The conference commenced with a perambulation of the prison’s paved walkway. Pedestrians paid little mind as Lefty held forth on the benefits of out-loud recitation in poem composition, a presentation that met with widespread head-nodding among its audience of one, who deemed its subject “tremendously important.”

Entertainment followed. The improvisational stand-up comedian brought everyone to the ground in hysterics (as did the mounting heat). Afterward the comic mingled and glad-handed with attendees in the crisscrossed shade of a chain-link fence where they’d seated themselves.

More jocularity ensued as the comic turned his wit to more edgy fare — morning constitutionals, the questionable existence of jackalopes, and (an obvious point of mockery) the aforementioned thunderstorm CD. “Oh, look, this says there’s one with a dolphin song on it — like the soundtrack to Flipper!”

Getting into the spirit, Lefty contributed the priceless non sequitur, “If I had a large building with an elevator in it, that would be what I played instead of Muzak.”

The comedian at last made his exit, at which point began the event’s poetry workshop. Lefty’s planned submissions to a themed literary journal were our focus.

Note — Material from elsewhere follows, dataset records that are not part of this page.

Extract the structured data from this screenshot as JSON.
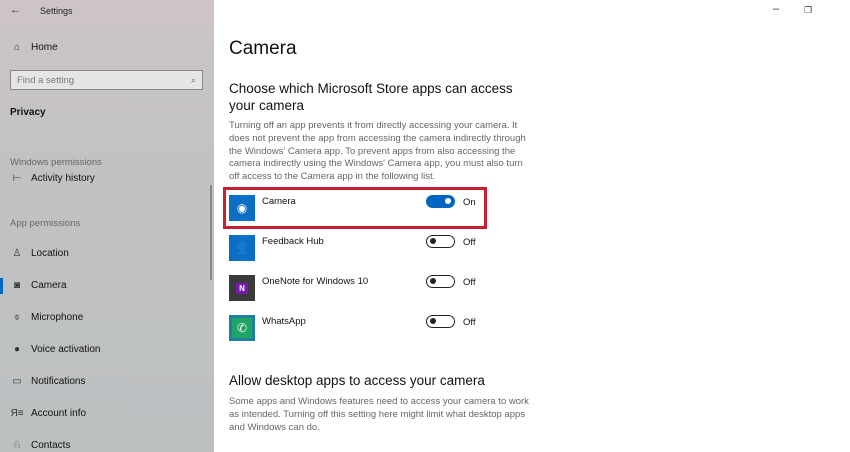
{
  "window": {
    "title": "Settings",
    "minimize": "–",
    "restore": "❐"
  },
  "sidebar": {
    "home": "Home",
    "search_placeholder": "Find a setting",
    "section": "Privacy",
    "windows_permissions": "Windows permissions",
    "activity_history": "Activity history",
    "app_permissions": "App permissions",
    "items": [
      {
        "label": "Location",
        "icon": "location-icon"
      },
      {
        "label": "Camera",
        "icon": "camera-icon",
        "selected": true
      },
      {
        "label": "Microphone",
        "icon": "microphone-icon"
      },
      {
        "label": "Voice activation",
        "icon": "voice-icon"
      },
      {
        "label": "Notifications",
        "icon": "notifications-icon"
      },
      {
        "label": "Account info",
        "icon": "account-info-icon"
      },
      {
        "label": "Contacts",
        "icon": "contacts-icon"
      }
    ]
  },
  "main": {
    "title": "Camera",
    "store_heading": "Choose which Microsoft Store apps can access your camera",
    "store_desc": "Turning off an app prevents it from directly accessing your camera. It does not prevent the app from accessing the camera indirectly through the Windows' Camera app. To prevent apps from also accessing the camera indirectly using the Windows' Camera app, you must also turn off access to the Camera app in the following list.",
    "apps": [
      {
        "name": "Camera",
        "state": "On",
        "on": true,
        "color": "#0a6fc2"
      },
      {
        "name": "Feedback Hub",
        "state": "Off",
        "on": false,
        "color": "#0a6fc2"
      },
      {
        "name": "OneNote for Windows 10",
        "state": "Off",
        "on": false,
        "color": "#3a3a3a"
      },
      {
        "name": "WhatsApp",
        "state": "Off",
        "on": false,
        "color": "#1fa463"
      }
    ],
    "desktop_heading": "Allow desktop apps to access your camera",
    "desktop_desc": "Some apps and Windows features need to access your camera to work as intended. Turning off this setting here might limit what desktop apps and Windows can do."
  },
  "colors": {
    "accent": "#0067c0",
    "highlight": "#c4202f"
  }
}
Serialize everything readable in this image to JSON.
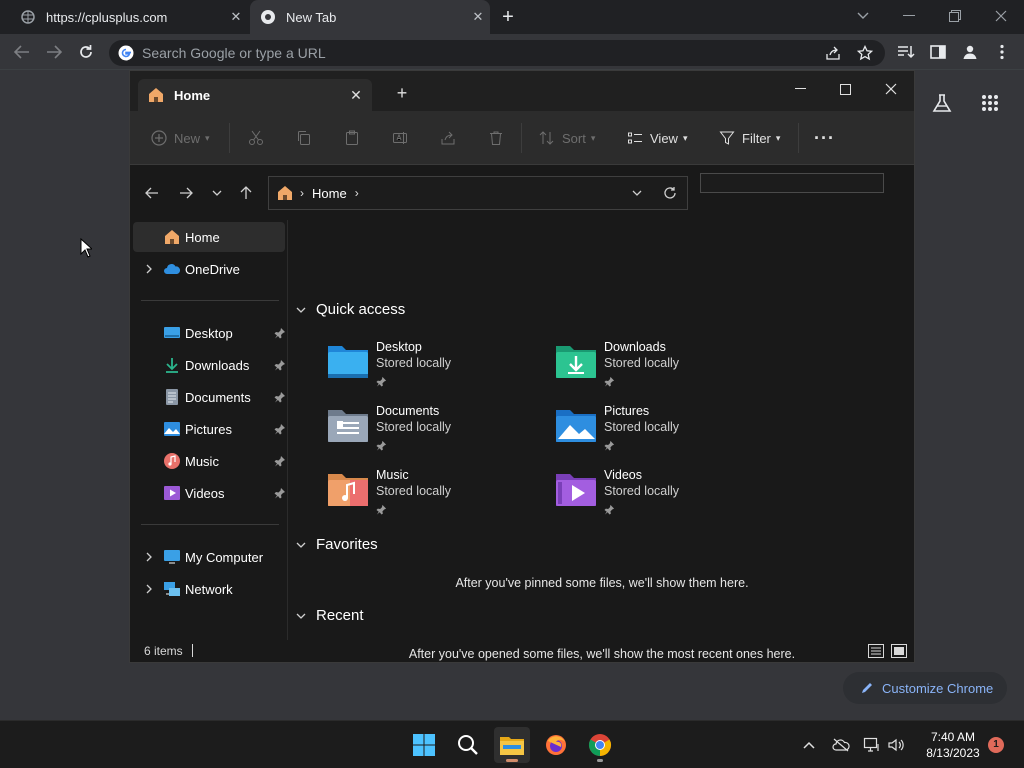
{
  "chrome": {
    "tabs": [
      {
        "label": "https://cplusplus.com",
        "close": "✕"
      },
      {
        "label": "New Tab",
        "close": "✕"
      }
    ],
    "newtab": "+",
    "omnibox": {
      "placeholder": "Search Google or type a URL"
    },
    "customize": "Customize Chrome"
  },
  "explorer": {
    "tab_title": "Home",
    "tab_close": "✕",
    "new_tab": "+",
    "commands": {
      "new": "New",
      "sort": "Sort",
      "view": "View",
      "filter": "Filter",
      "more": "···"
    },
    "address": {
      "segment": "Home"
    },
    "sidebar": {
      "home": "Home",
      "onedrive": "OneDrive",
      "pinned": [
        {
          "label": "Desktop",
          "icon": "desktop-folder-icon"
        },
        {
          "label": "Downloads",
          "icon": "downloads-folder-icon"
        },
        {
          "label": "Documents",
          "icon": "documents-folder-icon"
        },
        {
          "label": "Pictures",
          "icon": "pictures-folder-icon"
        },
        {
          "label": "Music",
          "icon": "music-folder-icon"
        },
        {
          "label": "Videos",
          "icon": "videos-folder-icon"
        }
      ],
      "my_computer": "My Computer",
      "network": "Network"
    },
    "sections": {
      "quick_access": "Quick access",
      "favorites": "Favorites",
      "recent": "Recent"
    },
    "quick_access": [
      {
        "name": "Desktop",
        "sub": "Stored locally"
      },
      {
        "name": "Downloads",
        "sub": "Stored locally"
      },
      {
        "name": "Documents",
        "sub": "Stored locally"
      },
      {
        "name": "Pictures",
        "sub": "Stored locally"
      },
      {
        "name": "Music",
        "sub": "Stored locally"
      },
      {
        "name": "Videos",
        "sub": "Stored locally"
      }
    ],
    "favorites_empty": "After you've pinned some files, we'll show them here.",
    "recent_empty": "After you've opened some files, we'll show the most recent ones here.",
    "status": "6 items"
  },
  "taskbar": {
    "time": "7:40 AM",
    "date": "8/13/2023",
    "notifications": "1"
  },
  "colors": {
    "accent_blue": "#8ab4f8",
    "folder_yellow": "#f5c544",
    "badge_red": "#e06a5a"
  }
}
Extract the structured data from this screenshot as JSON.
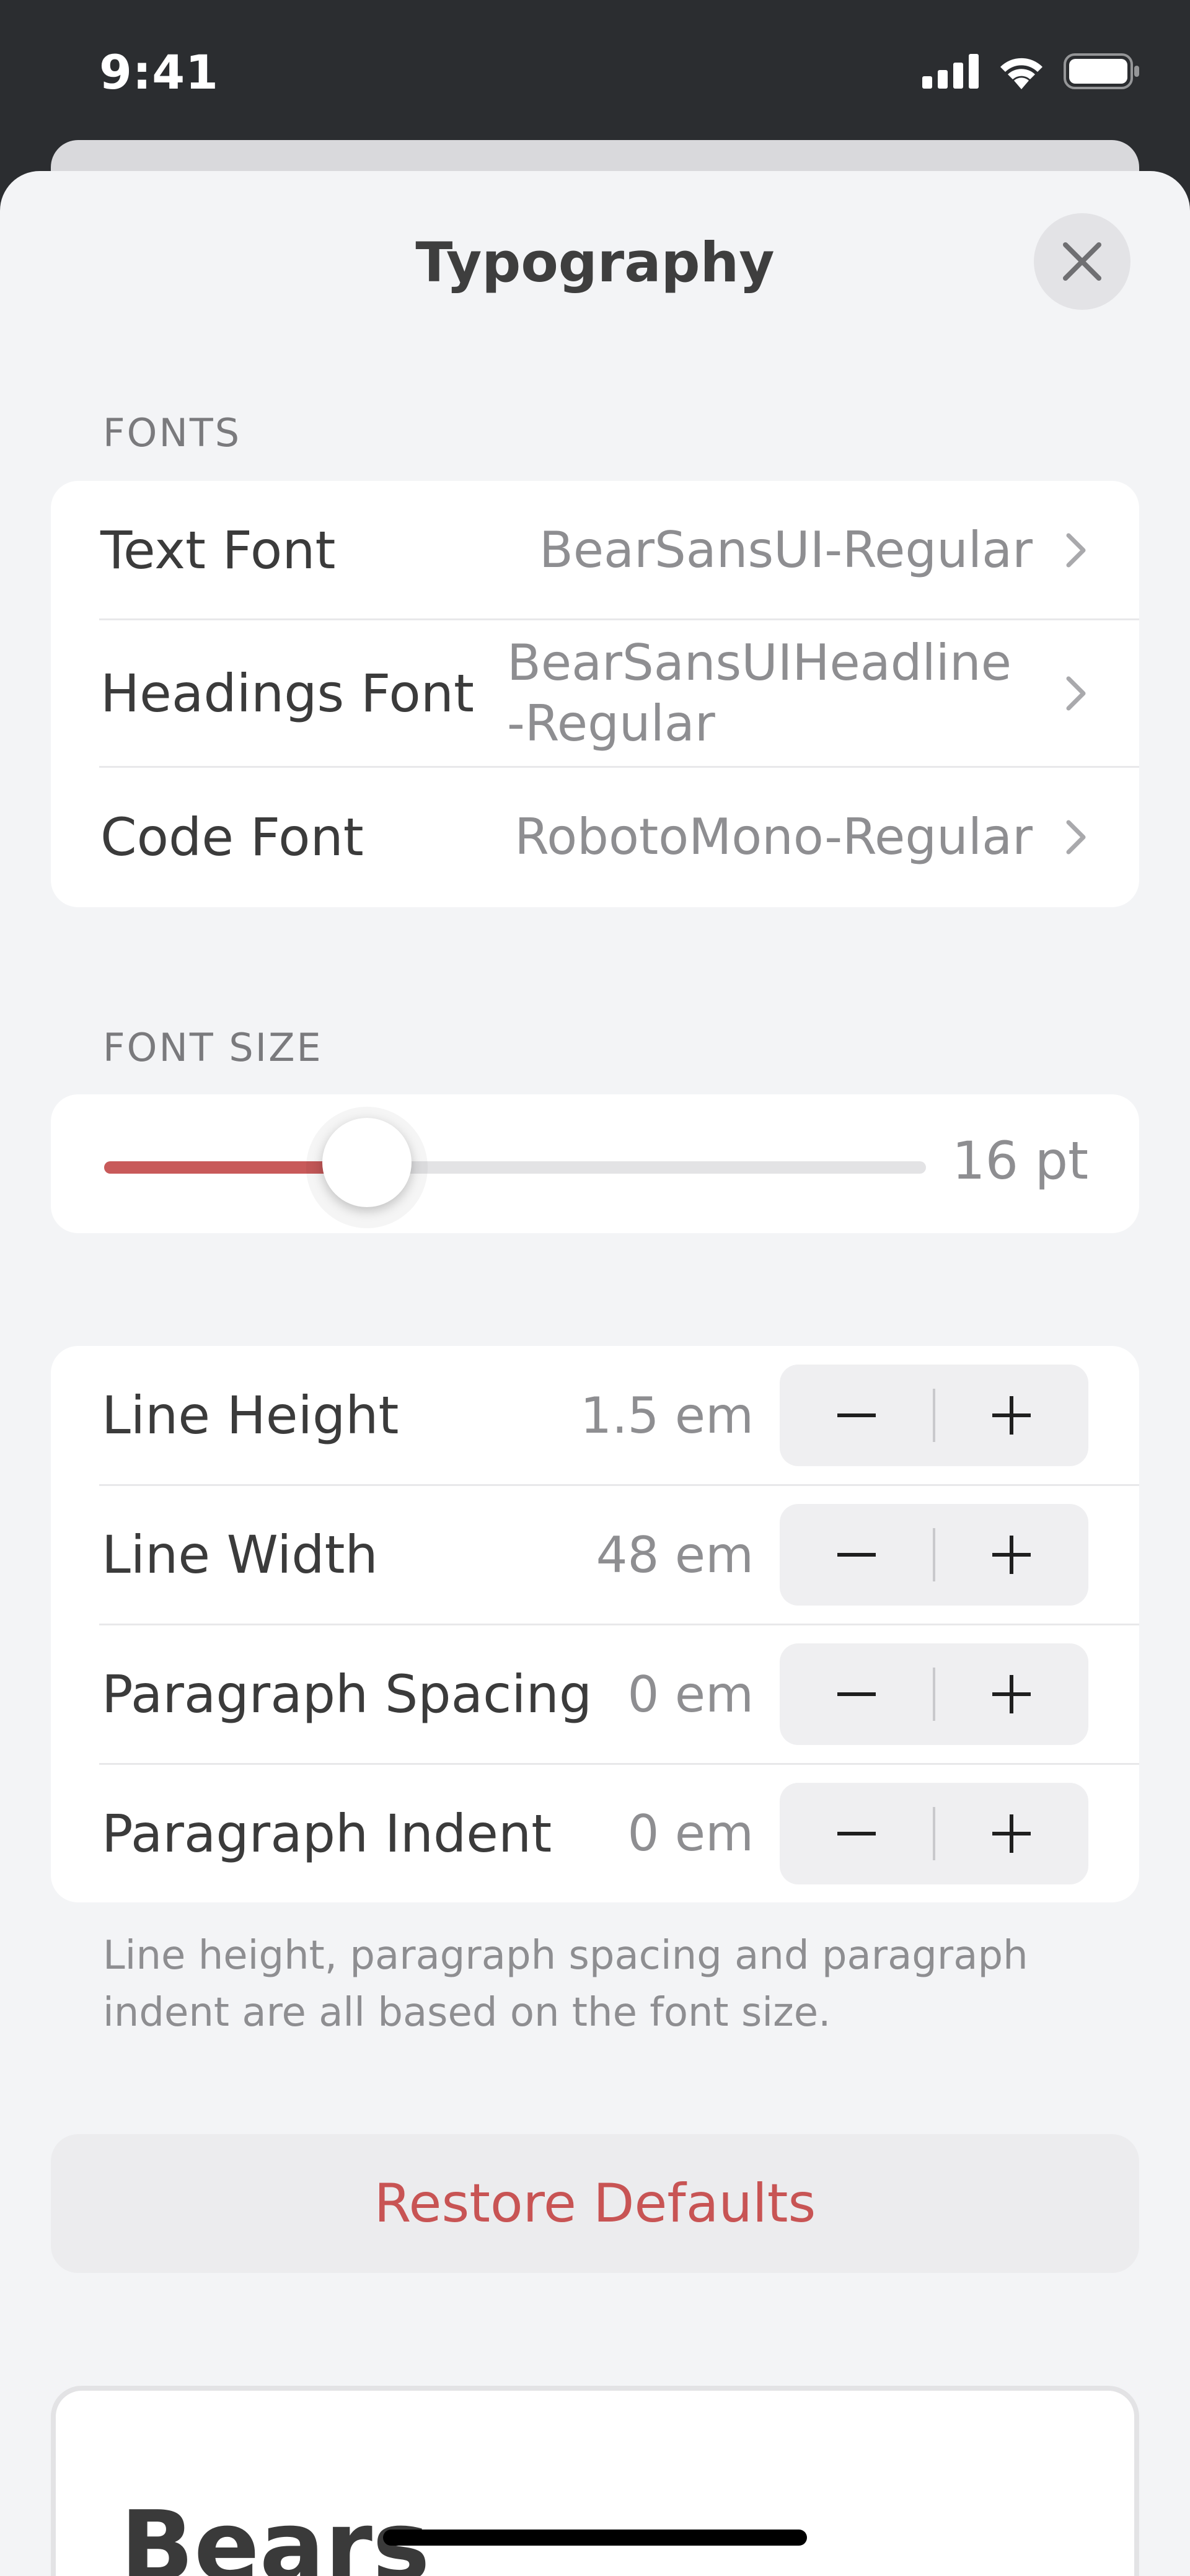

A cogent — and perfectly inoffensive — two-man panel discussion on the matter of racial poetics served to cap off the morning.

As we disbanded and wended our respective ways off the yard, this attendee was already eager for the next conference, tentatively planned for the Saturday after next, or whenever Lefty’s housing unit spends another morning recreation period with mine.